To keep things simple for the graphs, we decided to run both GPUs at the same clocks, but you certainly don’t have to do this.
So how far were we able to push both our GPUs? 665MHz core/1130MHz memory/1466MHz shaders. These speeds aren’t too far off from the clocks we’ve hit in the past with individual 65-nm GeForce GTX 260 cards, so we’re pretty confident that 55-nm discrete GTX 260 and GTX 280 cards should be capable OC’ers. We could actually go further on the core and shader speeds in some games, but we couldn’t complete our Far Cry 2 looped testing session where we loop the game back-to-back 10 times to test stability.
Check out the benchmarks at these speeds:
In general the extra shaders allowed the GTX 295 to outrun the GTX 260 SLI by around 4-5% overall, although in shader-heavy cases such as Crysis with very high graphics settings the margin separating the two cards increased to 8%. The least graphically demanding game we tested with, Dead Space, also gave the edge to the GTX 295, but by a narrower 3% margin of victory.
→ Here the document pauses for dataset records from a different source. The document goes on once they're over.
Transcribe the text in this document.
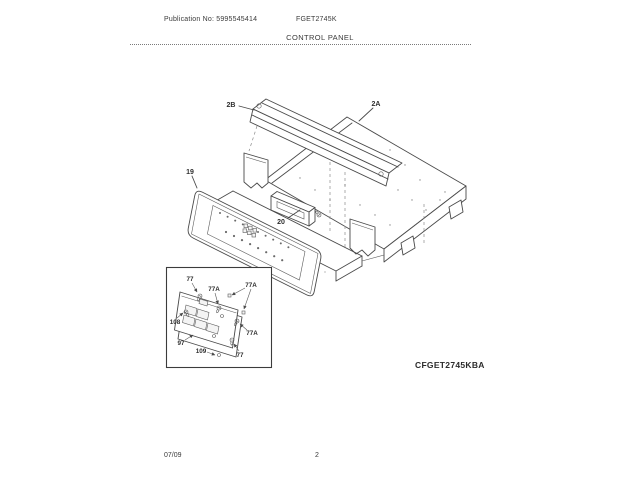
Publication No: 5995545414	FGET2745K
CONTROL PANEL
2B	2A
19
20
77
77A
77A
108
77A
97
109
77
CFGET2745KBA
07/09	2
In comparison to the competition from ATI, the GeForce GTX 295 put up a very strong showing, completely outgunning the 4870 X2 in the majority of our benchmarks. Far Cry 2 and Dead Space seem to favor the GeForce architecture the most (with Far Cry 2 seeing a nice boost as a result of ForceWare 180), while our Left 4 Dead testing revealed a clear advantage for the 4870 X2. The GeForce GTX 295 then finished 5-9% faster than the 4870 X2 in Fallout 3 while the GTX 295 ran up to 13% faster in CoD: World at War.
Crysis, a title which has traditionally favored ATI’s architecture in our benchmarks, is really close between the GTX 295 and the 4870 X2 under the game’s very high graphics settings, but the GTX 295 opens up a comfortable double-digit margin under the less demanding high setting. This is another case where NVIDIA’s driver work in ForceWare 180 has reaped dividends.
While there are still more games we’d like to test, including a UE3-engine title, for right now the GeForce GTX 295 looks like it’s poised to take the 3D performance crown away from ATI.
Priced at $500 though, the card does come with a price premium over the 4870 X2 and the 216-shader GeForce GTX 260. Is the added performance the card offers worth it? Who knows? We’re going to reserve final judgment on that topic until the other rumored 55-nm GT200b parts arrive next year.